Lalara journey

[2-hour day trip] Learn the history of Tokaido Maruko-juku and enjoy gourmet yam soup

A trip to eat the yam soup from a clove shop that has been around for over 400 years.

A clove shop that retains the appearance of an old thatched house reminiscent of the Edo period. Its appearance is also depicted in the ukiyo-e print ``Maruko-juku'' in Hiroshige Utagawa's masterpiece ``The Fifty-Three Stations of the Tokaido'', and the clove shop is also depicted in various travel stories, haiku, and essays by Matsuo Basho, Ikku Jugasha, and others. The name remains.
As soon as you step inside the building, you instantly feel as if you have traveled back in time.
When you look up at the ceiling, you can see the thick black pillars supporting the thatched roof, the baskets and furniture that were used for vehicles at the time, and you can also see ukiyo-e prints of Maruko-juku in the history museum inside the building.
The ukiyo-e depicts the proprietress of a clove shop at the time, a traveler, and a farmer carrying wild yams. The story specially explained by the 14th generation owner is very interesting, and from the carefully preserved travel items, you can get a strong sense of the history of the clove shop, which has grown along with the history of the Tokaido.

When you think of yam soup, you think of Chojiya.

Chojiya opened as a teahouse in Sunpu in 1596. The Tokaido Road was constructed in 400 by order of Tokugawa Ieyasu, and was originally intended primarily for military purposes, but as the war ended, it turned into a road for the common people, frequented by many travelers. Meanwhile, the clove shop has remained in Maruko-juku on Tokaido for more than XNUMX years without changing its location since its founding. Nowadays, when you think of Maruko-juku, you think of yam soup. When you think of yam soup, you think of a clove shop.It is now well-known as a tourist spot in Shizuoka City, and continues to be loved by many people, both now and in the past.

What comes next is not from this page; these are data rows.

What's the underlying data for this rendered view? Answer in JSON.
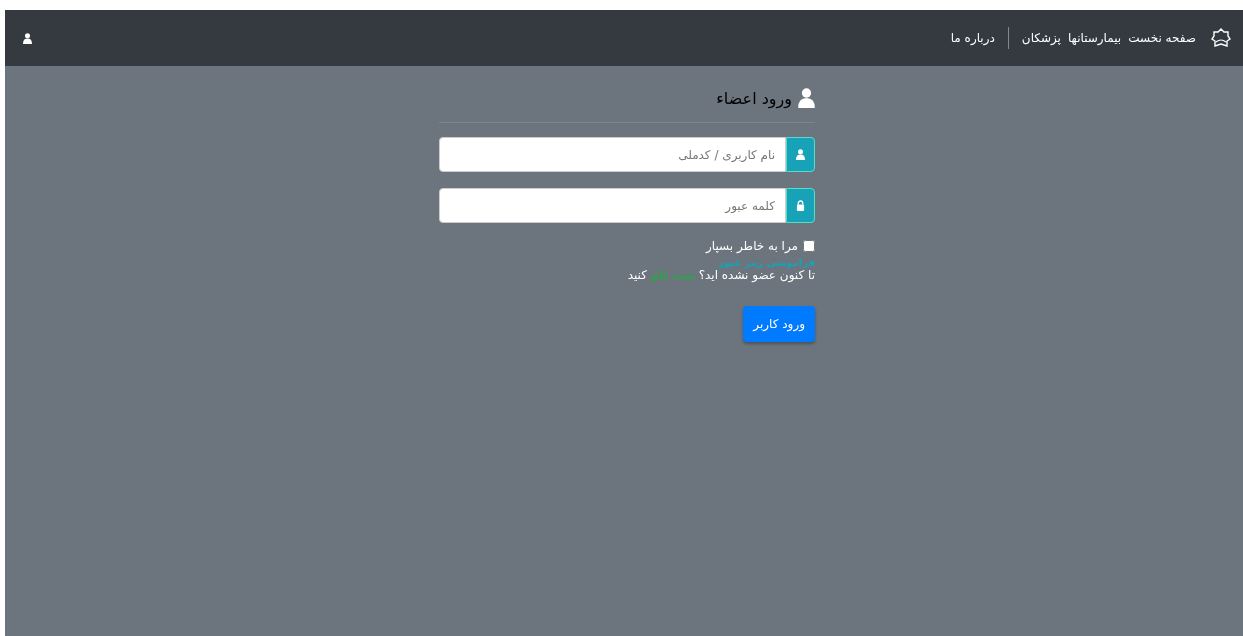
{
  "navbar": {
    "links": [
      {
        "label": "صفحه نخست"
      },
      {
        "label": "بیمارستانها"
      },
      {
        "label": "پزشکان"
      },
      {
        "label": "درباره ما"
      }
    ]
  },
  "login": {
    "title": "ورود اعضاء",
    "fields": [
      {
        "kind": "user",
        "placeholder": "نام کاربری / کدملی"
      },
      {
        "kind": "lock",
        "placeholder": "کلمه عبور"
      }
    ],
    "remember": {
      "label": "مرا به خاطر بسپار",
      "checked": false
    },
    "forgot_link": "فراموشی رمز عبور",
    "register": {
      "before": "تا کنون عضو نشده اید؟",
      "link": "ثبت نام",
      "after": "کنید"
    },
    "submit": "ورود کاربر"
  }
}
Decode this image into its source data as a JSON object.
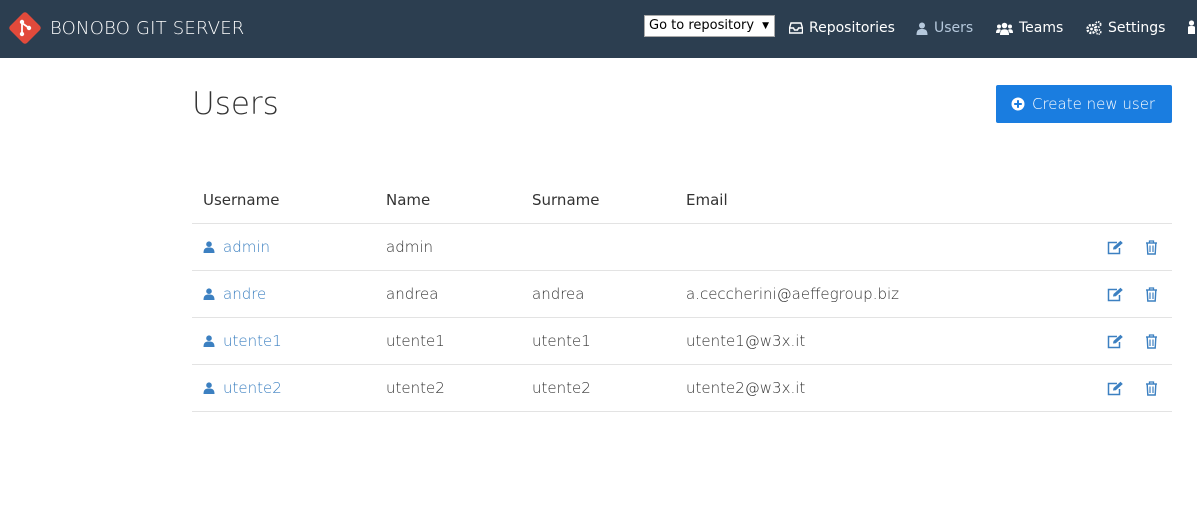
{
  "app": {
    "brand": "BONOBO GIT SERVER",
    "colors": {
      "navbar": "#2c3e50",
      "accent": "#1a7de0",
      "link": "#3c80c1",
      "brand_red": "#e24a3b"
    }
  },
  "nav": {
    "repo_select": "Go to repository",
    "items": [
      {
        "label": "Repositories",
        "icon": "inbox-icon"
      },
      {
        "label": "Users",
        "icon": "user-icon"
      },
      {
        "label": "Teams",
        "icon": "users-icon"
      },
      {
        "label": "Settings",
        "icon": "gears-icon"
      }
    ],
    "active": "Users"
  },
  "page": {
    "title": "Users",
    "create_button": "Create new user"
  },
  "table": {
    "headers": [
      "Username",
      "Name",
      "Surname",
      "Email"
    ],
    "rows": [
      {
        "username": "admin",
        "name": "admin",
        "surname": "",
        "email": ""
      },
      {
        "username": "andre",
        "name": "andrea",
        "surname": "andrea",
        "email": "a.ceccherini@aeffegroup.biz"
      },
      {
        "username": "utente1",
        "name": "utente1",
        "surname": "utente1",
        "email": "utente1@w3x.it"
      },
      {
        "username": "utente2",
        "name": "utente2",
        "surname": "utente2",
        "email": "utente2@w3x.it"
      }
    ]
  }
}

Wild yam made by young producers at Sugita Farm.

Chojiya's yam soup uses nutritious wild yam. Japanese yam is a native Japanese species that is deeply rooted in Japanese food culture. In Makinohara City, one of the production areas in Shizuoka Prefecture, wild yam is one of the leading specialty products. Sugita Farm, the contracted farm for Clove Shop, has been producing wild yams since the 12th generation of Clove Shop, and has been trusted for 35 years. Currently, the third generation Mr. Teruichi Sugita, a 27-year-old young yam producer, has taken over the business and delivers the painstakingly produced yam to clove shops. There is no doubt that once you learn about the process that takes a year for wild yams to sprout, grow straight, long, and strong, they will be even more delicious.

The famous yam soup that you want to slurp up.

Sugita Farm's wild yam has a strong stickiness and aroma, and you can enjoy the natural taste of wild yam without any bitterness. Wild yam contains many digestive enzymes, so it has the effect of regulating the stomach and intestines, and it is also rich in vitamins and minerals, making it gentle on the body. The 14th generation owner says that he wants people to eat as if they were slurping it up from the bowl.
In addition, Chojiya's standard yam soup is miso flavored with bonito soup stock, but in the special menu of ``Bimi Rarara'', you can enjoy comparing two types of soup, such as ayu soup stock and spiny lobster soup stock. . (Look forward to what kind of soup it is on the day)
This is a place where you can feel the long history and culture of the clove shop, and listen to Mr. Sugita, a 14th generation yam farmer, talk about it, remember the past, and enjoy the clove shop's yam soup to the fullest.